While contemplating a column about the recent floods in the heartland it does give me pause to think about similar events in my lifetime.

Most notably on a similar vein the Great Flood of 1993 tops my list. Floodwaters actually hit their highest point in the summer and stayed high during the height of the travel season. Visions of people operating boats with skiers on top of alfalfa fields showed the depth of the water and while it showed a lack of common sense for the boat operator and skier it did provide comic relief. It reminds me that in the height of disaster, smiles, hugs and laughter is important to the recovery process.

Other notables were a tornado that struck Chapman in June 2008 and nearly destroyed the entire school complex yet the residents were resilient. It took several years to get everything in place and I felt compassion for students and teachers who spent 2 1/2 years in temporary classrooms. My respect will never waver for those folks. If you have never been to Chapman to see and feel that pride it is worth the experience. The Fighting Irish is an appropriate mascot.

When I first arrived to take a job in Winfield, Kansas, at the Daily Courier, the Walnut Creek was at flood stage. As a northwest Kansas native, I rarely experienced such feats by Mother Nature. I remembered a freak downpour in the mid-1970s that flooded creeks and rivers that oftentimes had little water in them to begin with. I quickly found out in the southcentral Kansas community in which the Walnut River went through town and the Arkansas River flowed west of town, before winding down southeast of Arkansas City, that rising waters was something a resident had to watch for because it rained much more in that region of the state.

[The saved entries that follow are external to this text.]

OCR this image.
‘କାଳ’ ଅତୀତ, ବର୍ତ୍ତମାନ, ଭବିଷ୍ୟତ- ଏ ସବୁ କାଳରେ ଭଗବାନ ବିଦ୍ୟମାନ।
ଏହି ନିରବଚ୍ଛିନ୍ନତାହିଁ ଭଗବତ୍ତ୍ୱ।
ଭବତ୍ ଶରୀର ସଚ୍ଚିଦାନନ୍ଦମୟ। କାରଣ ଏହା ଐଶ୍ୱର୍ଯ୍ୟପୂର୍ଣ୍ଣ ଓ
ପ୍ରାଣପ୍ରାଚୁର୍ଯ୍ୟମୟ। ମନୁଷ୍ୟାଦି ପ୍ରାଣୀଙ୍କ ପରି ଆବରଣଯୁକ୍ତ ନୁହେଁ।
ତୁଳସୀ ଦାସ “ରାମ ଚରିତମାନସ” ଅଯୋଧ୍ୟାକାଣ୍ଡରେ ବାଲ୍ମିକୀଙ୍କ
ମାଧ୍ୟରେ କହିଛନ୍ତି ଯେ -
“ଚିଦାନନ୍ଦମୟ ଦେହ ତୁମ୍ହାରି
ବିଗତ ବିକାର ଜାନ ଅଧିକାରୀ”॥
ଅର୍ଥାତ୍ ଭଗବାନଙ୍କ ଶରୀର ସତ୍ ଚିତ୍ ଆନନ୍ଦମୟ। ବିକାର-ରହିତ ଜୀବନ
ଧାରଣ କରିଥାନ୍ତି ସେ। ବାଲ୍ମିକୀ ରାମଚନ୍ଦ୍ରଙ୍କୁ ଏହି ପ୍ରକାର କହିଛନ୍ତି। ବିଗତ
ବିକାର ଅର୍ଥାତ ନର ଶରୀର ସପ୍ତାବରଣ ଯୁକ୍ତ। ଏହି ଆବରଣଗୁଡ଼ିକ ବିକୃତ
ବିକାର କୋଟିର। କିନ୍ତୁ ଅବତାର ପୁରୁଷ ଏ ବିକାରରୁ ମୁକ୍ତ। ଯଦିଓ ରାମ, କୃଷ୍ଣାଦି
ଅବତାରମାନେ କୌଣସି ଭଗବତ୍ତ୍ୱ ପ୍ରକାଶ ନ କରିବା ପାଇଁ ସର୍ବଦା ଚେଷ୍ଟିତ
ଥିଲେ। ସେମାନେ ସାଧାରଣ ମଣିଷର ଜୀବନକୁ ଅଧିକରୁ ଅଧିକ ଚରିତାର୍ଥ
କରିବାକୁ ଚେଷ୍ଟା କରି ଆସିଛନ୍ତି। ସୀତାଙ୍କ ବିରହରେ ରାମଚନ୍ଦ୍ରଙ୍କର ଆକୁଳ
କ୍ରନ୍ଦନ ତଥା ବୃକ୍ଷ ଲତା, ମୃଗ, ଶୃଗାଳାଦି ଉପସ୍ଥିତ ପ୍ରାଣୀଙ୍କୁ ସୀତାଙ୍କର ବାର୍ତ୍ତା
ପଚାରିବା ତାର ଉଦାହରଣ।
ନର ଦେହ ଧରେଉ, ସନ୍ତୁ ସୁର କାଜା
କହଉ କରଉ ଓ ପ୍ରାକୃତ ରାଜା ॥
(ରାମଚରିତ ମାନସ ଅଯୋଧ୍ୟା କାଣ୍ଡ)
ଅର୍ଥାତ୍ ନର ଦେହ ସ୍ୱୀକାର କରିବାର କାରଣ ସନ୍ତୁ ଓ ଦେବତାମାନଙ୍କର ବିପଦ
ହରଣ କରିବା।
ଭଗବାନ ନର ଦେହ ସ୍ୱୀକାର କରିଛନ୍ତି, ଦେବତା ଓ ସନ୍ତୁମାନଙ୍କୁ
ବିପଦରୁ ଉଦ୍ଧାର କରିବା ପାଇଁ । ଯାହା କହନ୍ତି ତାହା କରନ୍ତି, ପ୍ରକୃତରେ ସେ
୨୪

Anyone who went to the iconic Walnut Valley Festival in mid-September every year almost always had a story about downpours and localized flooding that added another dynamic to the event.

Growing up in Kansas one learns to not take Mother Nature’s testy temper for granted. Mostly the state is best known for its tornadoes that have hit communities such as Wichita, Andover, Hesston, Greensburg, Udall and countless others.

For me, those occasional ice storms and blizzards seemed to hit home, too. In December 2007 an ice storm in Abilene meant no power to print our newspaper and shoppers had no place to go to get gifts or groceries for several days.

A year in high school when school was closed for nearly a week when a February snowstorm delivered a massive punch remains a fixture with mountains of drifts.

Years later a Halloween snowstorm meant many kids lost out on trick-or-treat candy. It also forced the postponement of a football game between Abilene and Chapman and reminds me that covering any outdoor activity in the months of November until spring was on many occasions never easy.

As I think about what my friends to the north are facing it makes me realize how fortunate I have been, even when I take into my own experiences.